Synopsis (from the publisher): It is the summer of 1950—and a series of inexplicable events has struck Buckshaw, the decaying English mansion that Flavia’s family calls home. A dead bird is found on the doorstep, a postage stamp bizarrely pinned to its beak. Hours later, Flavia finds a man lying in the cucumber patch and watches him as he takes his dying breath. For Flavia, who is both appalled and delighted, life begins in earnest when murder comes to Buckshaw. “I wish I could say I was afraid, but I wasn’t. Quite the contrary. This was by far the most interesting thing that had ever happened to me in my entire life.”

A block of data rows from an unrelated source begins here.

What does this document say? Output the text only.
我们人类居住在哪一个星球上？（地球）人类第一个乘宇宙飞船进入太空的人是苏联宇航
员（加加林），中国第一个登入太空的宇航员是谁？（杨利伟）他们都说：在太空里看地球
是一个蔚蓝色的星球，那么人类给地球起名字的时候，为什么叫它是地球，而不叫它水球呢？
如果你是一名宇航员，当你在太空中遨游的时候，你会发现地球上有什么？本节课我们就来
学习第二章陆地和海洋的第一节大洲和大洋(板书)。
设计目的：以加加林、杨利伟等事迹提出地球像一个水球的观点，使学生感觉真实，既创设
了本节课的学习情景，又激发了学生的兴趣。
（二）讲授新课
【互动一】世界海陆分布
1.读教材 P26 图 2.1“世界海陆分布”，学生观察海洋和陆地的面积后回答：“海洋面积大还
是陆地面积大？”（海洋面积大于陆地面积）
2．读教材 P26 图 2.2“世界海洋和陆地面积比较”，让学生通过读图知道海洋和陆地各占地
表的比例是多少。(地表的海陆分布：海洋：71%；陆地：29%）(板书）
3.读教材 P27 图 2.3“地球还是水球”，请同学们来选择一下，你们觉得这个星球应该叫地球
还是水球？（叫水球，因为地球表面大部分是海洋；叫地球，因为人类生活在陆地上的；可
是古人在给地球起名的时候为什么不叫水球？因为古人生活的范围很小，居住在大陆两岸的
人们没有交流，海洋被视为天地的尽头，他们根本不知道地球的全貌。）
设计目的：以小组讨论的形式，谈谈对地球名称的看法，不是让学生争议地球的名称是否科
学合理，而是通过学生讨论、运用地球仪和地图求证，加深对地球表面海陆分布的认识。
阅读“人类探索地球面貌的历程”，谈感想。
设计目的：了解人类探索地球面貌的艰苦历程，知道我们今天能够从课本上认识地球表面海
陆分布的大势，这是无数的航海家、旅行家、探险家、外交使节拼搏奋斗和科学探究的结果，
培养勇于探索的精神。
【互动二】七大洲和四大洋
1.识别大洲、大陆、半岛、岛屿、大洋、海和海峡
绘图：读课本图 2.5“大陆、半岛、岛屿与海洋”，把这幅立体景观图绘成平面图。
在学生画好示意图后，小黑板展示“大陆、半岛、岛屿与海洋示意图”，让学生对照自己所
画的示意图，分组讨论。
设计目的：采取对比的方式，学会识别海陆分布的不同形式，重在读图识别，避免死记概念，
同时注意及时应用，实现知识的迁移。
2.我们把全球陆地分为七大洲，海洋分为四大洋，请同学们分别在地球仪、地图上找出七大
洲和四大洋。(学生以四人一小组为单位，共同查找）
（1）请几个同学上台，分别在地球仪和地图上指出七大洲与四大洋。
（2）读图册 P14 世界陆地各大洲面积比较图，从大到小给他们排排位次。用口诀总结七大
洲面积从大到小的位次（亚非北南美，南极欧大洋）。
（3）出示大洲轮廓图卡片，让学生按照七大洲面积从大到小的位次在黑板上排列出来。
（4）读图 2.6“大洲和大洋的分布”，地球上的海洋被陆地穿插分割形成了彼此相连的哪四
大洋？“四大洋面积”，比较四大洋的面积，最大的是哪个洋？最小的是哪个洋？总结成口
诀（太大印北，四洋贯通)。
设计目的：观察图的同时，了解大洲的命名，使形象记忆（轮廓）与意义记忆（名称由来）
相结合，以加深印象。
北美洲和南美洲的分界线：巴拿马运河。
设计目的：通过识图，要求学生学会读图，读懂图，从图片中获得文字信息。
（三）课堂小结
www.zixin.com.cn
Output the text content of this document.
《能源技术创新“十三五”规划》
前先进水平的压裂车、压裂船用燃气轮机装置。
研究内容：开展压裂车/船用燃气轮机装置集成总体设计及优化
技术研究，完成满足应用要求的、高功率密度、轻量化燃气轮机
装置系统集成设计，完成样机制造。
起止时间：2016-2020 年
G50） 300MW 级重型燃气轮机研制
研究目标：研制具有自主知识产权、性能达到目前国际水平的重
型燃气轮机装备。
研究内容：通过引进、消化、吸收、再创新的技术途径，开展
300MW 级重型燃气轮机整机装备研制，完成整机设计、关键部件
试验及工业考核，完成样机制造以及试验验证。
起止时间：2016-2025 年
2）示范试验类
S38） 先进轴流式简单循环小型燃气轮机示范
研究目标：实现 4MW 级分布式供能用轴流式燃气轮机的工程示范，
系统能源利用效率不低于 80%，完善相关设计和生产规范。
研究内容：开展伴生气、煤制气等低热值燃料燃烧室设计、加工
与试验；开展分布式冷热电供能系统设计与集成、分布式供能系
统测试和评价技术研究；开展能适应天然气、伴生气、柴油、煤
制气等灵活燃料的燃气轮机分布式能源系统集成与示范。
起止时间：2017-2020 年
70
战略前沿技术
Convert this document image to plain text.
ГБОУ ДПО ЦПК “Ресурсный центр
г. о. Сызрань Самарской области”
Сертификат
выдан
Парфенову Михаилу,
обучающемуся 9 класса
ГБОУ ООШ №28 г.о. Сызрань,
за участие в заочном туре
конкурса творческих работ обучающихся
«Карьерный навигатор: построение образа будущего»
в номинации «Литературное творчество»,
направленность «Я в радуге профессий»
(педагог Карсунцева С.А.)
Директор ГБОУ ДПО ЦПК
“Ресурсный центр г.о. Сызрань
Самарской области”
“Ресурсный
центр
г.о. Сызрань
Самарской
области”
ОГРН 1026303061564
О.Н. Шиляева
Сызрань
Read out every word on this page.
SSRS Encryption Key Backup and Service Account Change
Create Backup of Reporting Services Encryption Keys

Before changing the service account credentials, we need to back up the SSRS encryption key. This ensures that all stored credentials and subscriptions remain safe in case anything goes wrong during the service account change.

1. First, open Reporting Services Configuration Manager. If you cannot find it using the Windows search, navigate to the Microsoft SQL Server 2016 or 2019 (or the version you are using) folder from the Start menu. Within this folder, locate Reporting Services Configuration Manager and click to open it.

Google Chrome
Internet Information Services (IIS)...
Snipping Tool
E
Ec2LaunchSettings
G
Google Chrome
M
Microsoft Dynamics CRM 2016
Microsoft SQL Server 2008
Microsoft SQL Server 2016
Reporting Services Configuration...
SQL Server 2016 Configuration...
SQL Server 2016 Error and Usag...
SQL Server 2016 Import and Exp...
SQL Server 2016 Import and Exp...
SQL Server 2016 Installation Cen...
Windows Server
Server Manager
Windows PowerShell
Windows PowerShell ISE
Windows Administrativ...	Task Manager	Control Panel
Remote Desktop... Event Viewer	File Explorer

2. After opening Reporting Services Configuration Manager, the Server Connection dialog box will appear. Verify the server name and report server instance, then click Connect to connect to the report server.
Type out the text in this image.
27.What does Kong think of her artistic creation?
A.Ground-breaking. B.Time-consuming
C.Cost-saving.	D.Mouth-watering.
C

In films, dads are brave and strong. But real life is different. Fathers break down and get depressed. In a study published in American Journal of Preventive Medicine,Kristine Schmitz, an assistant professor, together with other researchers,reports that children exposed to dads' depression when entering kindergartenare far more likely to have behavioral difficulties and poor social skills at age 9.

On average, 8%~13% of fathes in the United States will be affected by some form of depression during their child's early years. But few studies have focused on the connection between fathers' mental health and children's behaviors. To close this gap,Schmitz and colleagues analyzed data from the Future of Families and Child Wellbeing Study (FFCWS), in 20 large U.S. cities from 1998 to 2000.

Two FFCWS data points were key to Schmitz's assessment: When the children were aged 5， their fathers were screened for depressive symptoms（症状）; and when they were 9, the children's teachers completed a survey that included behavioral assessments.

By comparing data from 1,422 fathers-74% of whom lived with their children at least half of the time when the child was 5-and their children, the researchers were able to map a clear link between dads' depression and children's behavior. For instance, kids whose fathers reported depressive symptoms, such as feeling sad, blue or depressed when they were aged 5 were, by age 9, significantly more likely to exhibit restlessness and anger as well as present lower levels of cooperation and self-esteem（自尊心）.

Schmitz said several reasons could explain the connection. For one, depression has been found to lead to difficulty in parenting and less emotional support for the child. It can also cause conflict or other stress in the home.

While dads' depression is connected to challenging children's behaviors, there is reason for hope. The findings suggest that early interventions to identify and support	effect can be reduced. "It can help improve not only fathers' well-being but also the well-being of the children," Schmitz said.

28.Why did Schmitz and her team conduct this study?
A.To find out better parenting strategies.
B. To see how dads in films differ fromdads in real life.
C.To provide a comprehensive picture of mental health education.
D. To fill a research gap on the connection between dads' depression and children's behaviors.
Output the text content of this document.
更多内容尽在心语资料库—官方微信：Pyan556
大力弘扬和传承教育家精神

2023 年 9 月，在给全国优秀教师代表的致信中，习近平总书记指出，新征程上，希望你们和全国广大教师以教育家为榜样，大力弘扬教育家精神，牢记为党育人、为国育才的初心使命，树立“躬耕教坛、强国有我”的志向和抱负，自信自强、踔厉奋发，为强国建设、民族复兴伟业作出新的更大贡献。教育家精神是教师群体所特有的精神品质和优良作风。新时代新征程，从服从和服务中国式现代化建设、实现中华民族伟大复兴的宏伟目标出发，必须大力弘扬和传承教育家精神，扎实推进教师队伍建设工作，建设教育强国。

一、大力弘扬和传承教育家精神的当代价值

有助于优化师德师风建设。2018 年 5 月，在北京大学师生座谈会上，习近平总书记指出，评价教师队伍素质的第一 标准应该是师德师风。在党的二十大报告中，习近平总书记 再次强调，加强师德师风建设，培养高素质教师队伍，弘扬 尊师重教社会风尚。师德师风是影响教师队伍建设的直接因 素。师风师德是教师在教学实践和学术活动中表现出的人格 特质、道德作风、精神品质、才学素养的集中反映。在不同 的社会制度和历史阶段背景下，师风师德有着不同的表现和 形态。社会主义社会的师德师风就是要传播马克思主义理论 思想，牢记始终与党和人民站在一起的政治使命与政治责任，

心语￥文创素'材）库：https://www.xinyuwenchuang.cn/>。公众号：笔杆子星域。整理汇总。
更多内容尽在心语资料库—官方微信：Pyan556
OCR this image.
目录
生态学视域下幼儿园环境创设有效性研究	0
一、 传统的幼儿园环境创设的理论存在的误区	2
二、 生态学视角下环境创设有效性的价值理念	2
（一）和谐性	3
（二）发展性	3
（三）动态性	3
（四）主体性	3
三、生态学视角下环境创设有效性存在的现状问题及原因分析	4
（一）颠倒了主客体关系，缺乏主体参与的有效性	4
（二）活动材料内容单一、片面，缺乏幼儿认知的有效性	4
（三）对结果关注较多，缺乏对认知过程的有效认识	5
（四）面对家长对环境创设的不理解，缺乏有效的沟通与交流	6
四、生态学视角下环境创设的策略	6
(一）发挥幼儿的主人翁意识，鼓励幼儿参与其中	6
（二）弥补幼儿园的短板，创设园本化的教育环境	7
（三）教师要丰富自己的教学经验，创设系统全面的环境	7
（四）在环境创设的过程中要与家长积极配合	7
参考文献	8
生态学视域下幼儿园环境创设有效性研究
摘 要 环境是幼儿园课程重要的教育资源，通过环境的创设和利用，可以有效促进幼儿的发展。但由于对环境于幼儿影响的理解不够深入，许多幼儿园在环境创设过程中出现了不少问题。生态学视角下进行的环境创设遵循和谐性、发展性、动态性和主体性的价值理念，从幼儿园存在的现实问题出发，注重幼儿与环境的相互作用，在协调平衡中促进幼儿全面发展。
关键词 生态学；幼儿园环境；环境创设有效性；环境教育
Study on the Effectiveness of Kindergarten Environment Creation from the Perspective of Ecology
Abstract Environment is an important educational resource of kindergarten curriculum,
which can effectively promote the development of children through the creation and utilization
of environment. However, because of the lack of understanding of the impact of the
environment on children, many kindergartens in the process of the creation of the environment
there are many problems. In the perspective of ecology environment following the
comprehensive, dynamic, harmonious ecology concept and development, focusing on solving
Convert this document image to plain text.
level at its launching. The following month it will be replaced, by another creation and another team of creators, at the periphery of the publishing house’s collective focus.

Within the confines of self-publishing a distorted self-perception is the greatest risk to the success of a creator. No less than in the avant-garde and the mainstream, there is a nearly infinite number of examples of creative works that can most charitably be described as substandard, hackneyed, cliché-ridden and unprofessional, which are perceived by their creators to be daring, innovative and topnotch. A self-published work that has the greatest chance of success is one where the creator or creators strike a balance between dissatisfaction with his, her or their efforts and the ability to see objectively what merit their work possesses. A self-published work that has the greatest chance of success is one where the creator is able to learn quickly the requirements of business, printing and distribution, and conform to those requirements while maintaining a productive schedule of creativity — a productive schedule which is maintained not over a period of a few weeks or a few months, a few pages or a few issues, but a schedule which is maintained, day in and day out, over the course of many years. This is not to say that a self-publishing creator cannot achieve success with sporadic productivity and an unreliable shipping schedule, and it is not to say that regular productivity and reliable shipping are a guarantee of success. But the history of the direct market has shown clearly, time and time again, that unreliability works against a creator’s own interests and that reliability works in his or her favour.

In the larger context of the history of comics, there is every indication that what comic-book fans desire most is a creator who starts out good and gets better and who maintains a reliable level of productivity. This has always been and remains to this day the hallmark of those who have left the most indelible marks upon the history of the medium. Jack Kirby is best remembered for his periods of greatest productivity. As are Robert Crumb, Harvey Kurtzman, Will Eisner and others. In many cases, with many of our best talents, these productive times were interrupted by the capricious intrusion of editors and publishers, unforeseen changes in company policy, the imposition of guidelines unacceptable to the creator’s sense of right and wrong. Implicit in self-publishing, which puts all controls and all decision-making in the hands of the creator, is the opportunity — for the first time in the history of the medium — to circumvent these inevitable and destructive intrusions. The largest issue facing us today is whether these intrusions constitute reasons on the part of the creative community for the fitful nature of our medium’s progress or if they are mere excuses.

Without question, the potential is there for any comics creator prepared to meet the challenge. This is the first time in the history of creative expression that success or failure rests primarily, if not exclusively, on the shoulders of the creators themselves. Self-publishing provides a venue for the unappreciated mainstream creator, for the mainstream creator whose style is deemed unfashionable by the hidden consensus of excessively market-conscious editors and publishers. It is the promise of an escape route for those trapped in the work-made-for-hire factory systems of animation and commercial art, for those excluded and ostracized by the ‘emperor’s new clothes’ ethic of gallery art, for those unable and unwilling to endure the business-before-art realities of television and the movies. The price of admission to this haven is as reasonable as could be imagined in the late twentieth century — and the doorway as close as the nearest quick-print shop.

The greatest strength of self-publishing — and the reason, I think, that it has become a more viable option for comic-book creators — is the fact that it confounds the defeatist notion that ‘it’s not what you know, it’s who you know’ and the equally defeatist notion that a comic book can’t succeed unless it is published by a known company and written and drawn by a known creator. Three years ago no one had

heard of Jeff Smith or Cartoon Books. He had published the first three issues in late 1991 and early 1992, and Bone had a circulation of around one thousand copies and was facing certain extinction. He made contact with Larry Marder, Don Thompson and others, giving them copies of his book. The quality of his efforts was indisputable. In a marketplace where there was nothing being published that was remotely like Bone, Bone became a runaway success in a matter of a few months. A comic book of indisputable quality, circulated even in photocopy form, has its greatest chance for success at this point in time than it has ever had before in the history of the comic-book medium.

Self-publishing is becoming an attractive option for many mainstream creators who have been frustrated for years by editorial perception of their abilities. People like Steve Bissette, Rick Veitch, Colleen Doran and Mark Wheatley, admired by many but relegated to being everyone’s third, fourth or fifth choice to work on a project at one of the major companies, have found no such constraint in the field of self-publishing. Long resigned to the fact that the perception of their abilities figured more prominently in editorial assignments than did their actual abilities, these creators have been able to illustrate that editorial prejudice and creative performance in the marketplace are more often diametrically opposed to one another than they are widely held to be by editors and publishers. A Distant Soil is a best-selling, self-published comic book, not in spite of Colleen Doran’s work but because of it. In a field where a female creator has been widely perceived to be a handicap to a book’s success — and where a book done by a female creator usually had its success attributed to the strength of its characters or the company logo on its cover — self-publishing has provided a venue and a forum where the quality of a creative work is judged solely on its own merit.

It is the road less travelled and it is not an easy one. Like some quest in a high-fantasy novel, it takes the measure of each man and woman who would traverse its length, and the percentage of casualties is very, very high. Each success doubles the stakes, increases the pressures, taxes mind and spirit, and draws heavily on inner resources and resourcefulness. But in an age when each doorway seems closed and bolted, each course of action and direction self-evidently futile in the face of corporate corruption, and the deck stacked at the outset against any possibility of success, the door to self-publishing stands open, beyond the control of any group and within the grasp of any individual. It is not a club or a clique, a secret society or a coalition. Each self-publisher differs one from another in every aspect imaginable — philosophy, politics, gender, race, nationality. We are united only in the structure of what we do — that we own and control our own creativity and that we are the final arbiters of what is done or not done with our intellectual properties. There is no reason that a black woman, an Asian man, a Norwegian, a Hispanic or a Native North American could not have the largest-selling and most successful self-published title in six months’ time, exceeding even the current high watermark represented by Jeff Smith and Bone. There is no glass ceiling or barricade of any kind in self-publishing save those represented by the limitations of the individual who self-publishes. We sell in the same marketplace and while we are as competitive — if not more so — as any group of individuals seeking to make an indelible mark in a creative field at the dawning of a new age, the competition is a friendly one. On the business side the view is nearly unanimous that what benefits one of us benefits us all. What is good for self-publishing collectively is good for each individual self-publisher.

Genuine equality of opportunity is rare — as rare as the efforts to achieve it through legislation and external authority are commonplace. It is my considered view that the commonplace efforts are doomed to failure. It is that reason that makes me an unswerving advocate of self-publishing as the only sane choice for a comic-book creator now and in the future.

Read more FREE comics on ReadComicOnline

To Flavia the investigation is the stuff of science: full of possibilities, contradictions, and connections. Soon her father, a man raising his three daughters alone, is seized, accused of murder. And in a police cell, during a violent thunderstorm, Colonel de Luce tells his daughter an astounding story—of a schoolboy friendship turned ugly, of a priceless object that vanished in a bizarre and brazen act of thievery, of a Latin teacher who flung himself to his death from the school’s tower thirty years before. Now Flavia is armed with more than enough knowledge to tie two distant deaths together, to examine new suspects, and begin a search that will lead her all the way to the King of England himself. Of this much the girl is sure: her father is innocent of murder—but protecting her and her sisters from something even worse.